Изменить стиль страницы

Внешнее все это было. А внутри она осталась той же — деревенской девочкой, которой день за днем потрескавшимися красными от холода руками приходилось рыться в застывшей земле, отыскивая пропущенную картофелину, и в которой, как некая заповедь, жила неистребимая, почти патологическая стыдливость. Ее она преодолеть не могла. Похоже, что это было ее собственное, только ей присущее свойство, не поддававшееся изменению, как отпечатки пальцев или цвет глаз; к деревне это прямого отношения не имело, к городу тоже, ибо, несмотря на убеждение писателей-почвенников, наличие или отсутствие стыдливости никак не связано с местом проживания. Она ничего не могла с собою поделать. Может быть, в этом был некий знак? Знамение? А может быть, это был ее крест?

Может быть.

Раздеться перед другим? Это было невозможно. Это касалось любого. И Филимонова тоже. Всех.
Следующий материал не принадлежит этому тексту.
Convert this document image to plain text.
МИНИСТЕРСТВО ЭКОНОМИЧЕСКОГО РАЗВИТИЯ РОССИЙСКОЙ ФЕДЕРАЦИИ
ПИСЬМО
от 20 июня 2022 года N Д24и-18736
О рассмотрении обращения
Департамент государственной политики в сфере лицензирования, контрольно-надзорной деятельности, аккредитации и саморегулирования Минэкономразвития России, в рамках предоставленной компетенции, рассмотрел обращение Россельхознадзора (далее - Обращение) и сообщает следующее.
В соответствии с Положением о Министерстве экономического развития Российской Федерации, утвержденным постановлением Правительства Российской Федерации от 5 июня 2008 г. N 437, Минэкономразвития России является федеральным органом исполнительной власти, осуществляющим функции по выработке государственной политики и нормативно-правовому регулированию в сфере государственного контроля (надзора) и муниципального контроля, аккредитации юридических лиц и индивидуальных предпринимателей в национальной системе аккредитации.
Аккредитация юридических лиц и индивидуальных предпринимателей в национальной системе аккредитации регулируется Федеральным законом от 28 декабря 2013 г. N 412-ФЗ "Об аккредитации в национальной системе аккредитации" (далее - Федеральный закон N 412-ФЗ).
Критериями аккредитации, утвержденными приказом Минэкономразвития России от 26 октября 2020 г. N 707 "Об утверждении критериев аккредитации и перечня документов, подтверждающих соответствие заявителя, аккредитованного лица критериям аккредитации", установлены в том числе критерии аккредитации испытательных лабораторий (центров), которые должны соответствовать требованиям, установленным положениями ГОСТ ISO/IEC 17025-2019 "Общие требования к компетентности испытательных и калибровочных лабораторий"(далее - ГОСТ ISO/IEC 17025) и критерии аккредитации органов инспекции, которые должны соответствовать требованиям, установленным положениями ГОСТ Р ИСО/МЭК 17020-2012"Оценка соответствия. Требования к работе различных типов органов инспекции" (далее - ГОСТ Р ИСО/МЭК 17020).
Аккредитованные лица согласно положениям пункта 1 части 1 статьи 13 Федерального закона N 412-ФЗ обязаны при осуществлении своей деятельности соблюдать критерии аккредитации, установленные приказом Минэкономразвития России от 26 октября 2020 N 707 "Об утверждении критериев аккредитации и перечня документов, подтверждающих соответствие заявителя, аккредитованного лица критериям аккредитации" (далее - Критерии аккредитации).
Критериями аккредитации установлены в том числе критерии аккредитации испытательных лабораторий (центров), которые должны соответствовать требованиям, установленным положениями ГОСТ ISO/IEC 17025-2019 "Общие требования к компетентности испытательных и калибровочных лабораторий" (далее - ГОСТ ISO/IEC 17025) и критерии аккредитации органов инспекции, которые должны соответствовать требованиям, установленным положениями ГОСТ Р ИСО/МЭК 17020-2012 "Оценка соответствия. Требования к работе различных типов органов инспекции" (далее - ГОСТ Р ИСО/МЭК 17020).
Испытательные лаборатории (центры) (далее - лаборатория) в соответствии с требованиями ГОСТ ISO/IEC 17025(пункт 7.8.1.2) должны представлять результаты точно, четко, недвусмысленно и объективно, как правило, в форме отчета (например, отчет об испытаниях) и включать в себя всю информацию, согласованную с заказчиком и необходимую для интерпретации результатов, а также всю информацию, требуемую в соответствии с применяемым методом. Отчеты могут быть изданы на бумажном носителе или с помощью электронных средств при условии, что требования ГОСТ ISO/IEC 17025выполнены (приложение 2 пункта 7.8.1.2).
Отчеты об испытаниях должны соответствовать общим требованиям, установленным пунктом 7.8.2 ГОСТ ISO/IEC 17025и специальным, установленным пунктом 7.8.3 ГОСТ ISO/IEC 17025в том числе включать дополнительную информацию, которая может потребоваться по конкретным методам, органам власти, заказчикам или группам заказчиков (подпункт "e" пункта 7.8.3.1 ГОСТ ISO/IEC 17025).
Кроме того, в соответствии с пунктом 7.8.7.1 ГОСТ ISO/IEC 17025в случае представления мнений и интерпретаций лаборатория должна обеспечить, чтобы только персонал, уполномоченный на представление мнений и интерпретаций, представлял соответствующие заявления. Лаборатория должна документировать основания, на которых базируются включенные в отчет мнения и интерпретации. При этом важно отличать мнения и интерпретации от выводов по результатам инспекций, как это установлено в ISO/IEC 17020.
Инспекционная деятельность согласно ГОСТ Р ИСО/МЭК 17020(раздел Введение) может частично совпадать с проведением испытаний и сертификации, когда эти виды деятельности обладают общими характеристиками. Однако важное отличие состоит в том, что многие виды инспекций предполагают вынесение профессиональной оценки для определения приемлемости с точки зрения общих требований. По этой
Кроме Сомова. В этом все было дело. Ее стыдливость в этом, одном-единственном, случае как бы решила дать себе передышку, вот почему так все произошло.

Сомова считать было нельзя.

Так с кем же она могла поговорить об этом? С врачом? Она попробовала, но натолкнулась на недоверие, ведь ей было не двадцать, и не тридцать, и даже не сорок, у нее был взрослый сын; похоже, что врач заподозрил ее не то в ханжестве, не то в хитрости, он не скрывал своего изумления. Раздеться? С такой проблемой он встретился впервые, он не скрывал этого, здесь не было проблемы. В этом давно уже не было никакой проблемы, не было ни для кого. Знала ли она, Людмила Викторовна Филимонова, об этом?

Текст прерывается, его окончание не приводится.